De strakke beige band om mijn borstkas wordt eraf gehaald door twee zusters. Op dat moment voelt het even alsof mijn bovenlijf in elkaar stort. De strakke band onderdrukte de pijn en nu moet mijn lijf het ineens weer zelf doen. “Ben je er klaar voor?” vraagt een van de zusters aan me. “Nee, maar het zal wel moeten,” antwoord ik. Er wordt hard getrokken aan de drains. Ik bijt op mijn tanden, knijp mijn ogen dicht en druk mijn handen in het matras van mijn ziekenhuisbed. Waarom voelt het verdomme alsof deze buisjes zó diep in mijn lichaam zitten, vraag ik me af.

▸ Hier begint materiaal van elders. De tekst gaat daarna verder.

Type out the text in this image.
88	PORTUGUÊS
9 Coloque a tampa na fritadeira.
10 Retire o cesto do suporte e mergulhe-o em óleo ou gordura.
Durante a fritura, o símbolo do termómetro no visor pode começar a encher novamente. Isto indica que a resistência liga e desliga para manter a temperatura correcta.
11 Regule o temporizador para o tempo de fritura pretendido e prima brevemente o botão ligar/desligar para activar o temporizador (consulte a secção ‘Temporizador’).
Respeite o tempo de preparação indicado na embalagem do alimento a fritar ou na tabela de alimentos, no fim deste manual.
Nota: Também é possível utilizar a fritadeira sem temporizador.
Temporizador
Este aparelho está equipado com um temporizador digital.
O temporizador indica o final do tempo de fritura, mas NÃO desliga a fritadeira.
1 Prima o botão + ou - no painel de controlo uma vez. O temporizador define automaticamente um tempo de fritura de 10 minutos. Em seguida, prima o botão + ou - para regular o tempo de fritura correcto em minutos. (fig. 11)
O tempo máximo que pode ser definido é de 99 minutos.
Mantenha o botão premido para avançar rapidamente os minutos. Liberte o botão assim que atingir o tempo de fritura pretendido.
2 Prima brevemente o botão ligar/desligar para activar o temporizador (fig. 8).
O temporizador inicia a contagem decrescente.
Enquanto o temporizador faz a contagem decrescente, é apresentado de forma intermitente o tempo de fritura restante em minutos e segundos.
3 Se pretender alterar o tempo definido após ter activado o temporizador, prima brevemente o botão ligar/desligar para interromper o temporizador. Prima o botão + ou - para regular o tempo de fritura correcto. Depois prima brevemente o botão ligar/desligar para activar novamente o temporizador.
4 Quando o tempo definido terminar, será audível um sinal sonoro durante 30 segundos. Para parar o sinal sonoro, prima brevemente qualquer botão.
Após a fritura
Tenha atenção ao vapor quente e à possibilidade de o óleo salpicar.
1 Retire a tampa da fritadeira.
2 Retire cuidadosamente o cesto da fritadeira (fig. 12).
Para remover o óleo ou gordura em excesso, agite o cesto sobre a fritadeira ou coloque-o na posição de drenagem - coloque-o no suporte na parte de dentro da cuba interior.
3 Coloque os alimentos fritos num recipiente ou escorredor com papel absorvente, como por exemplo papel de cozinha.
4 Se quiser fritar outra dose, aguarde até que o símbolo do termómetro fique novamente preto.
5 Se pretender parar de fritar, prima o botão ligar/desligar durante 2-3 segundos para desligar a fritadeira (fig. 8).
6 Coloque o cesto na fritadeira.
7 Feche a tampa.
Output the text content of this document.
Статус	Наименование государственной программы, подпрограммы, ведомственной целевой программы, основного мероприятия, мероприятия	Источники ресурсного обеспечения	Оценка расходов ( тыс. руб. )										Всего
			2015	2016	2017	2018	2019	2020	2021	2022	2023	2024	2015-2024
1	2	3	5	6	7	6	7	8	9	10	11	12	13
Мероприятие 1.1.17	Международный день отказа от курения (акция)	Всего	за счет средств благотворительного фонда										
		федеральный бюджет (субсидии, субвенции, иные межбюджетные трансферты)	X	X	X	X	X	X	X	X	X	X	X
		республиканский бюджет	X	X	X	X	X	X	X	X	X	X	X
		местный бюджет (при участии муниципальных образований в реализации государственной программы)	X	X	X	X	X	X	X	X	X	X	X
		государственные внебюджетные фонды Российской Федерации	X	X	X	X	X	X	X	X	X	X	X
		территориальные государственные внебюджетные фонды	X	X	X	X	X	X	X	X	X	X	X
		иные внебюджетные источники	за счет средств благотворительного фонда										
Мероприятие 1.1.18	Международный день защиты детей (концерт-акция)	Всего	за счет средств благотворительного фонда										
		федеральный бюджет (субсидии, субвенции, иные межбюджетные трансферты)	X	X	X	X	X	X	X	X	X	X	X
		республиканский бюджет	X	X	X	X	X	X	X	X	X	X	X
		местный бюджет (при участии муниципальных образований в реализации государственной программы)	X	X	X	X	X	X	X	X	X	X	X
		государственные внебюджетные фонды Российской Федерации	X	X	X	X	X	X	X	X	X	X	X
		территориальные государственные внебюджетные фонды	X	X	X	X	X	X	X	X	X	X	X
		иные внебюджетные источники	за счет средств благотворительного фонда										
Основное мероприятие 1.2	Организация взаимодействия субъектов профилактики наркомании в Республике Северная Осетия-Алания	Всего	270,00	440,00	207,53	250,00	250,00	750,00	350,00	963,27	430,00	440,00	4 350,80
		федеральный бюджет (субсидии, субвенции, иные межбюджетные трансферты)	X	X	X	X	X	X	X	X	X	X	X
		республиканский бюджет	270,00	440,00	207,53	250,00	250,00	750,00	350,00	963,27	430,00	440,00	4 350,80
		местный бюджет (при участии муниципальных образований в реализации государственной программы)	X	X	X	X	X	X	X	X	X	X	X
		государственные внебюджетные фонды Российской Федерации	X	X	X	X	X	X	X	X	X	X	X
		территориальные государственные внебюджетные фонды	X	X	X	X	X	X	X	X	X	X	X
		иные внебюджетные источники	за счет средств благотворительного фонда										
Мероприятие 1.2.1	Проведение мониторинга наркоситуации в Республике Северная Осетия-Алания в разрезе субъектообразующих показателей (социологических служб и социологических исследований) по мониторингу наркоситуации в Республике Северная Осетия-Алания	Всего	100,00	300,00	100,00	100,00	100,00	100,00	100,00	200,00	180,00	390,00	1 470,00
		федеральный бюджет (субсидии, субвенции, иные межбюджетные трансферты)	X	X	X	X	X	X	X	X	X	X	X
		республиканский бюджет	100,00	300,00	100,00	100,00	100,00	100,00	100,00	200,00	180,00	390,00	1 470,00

Op de wonden van de drains krijg ik grote, witte pleisters. Nadat bij ons alle vier de drains zijn verwijderd, krijgen we nog een uitleg over de nazorg – een soort van klassikale mededeling. Dan is het tijd om weg te gaan. De eerste twee jongens worden opgehaald. Hierna loopt mijn moeder binnen, ook ik kan nu naar huis. Ik bedank alle zusters voor de goede zorgen en neem afscheid van de man die in het bed naast mij lag, hij voelde tijdens deze 24 uur toch wel een beetje als een maatje. Mijn moeder draagt mijn spullen en samen lopen we de deur uit. Met een vermoeide glimlach loop ik in de buitenlucht. Mijn badslippers weer op het donkere asfalt – alleen deze keer zonder tiet(sokk)en.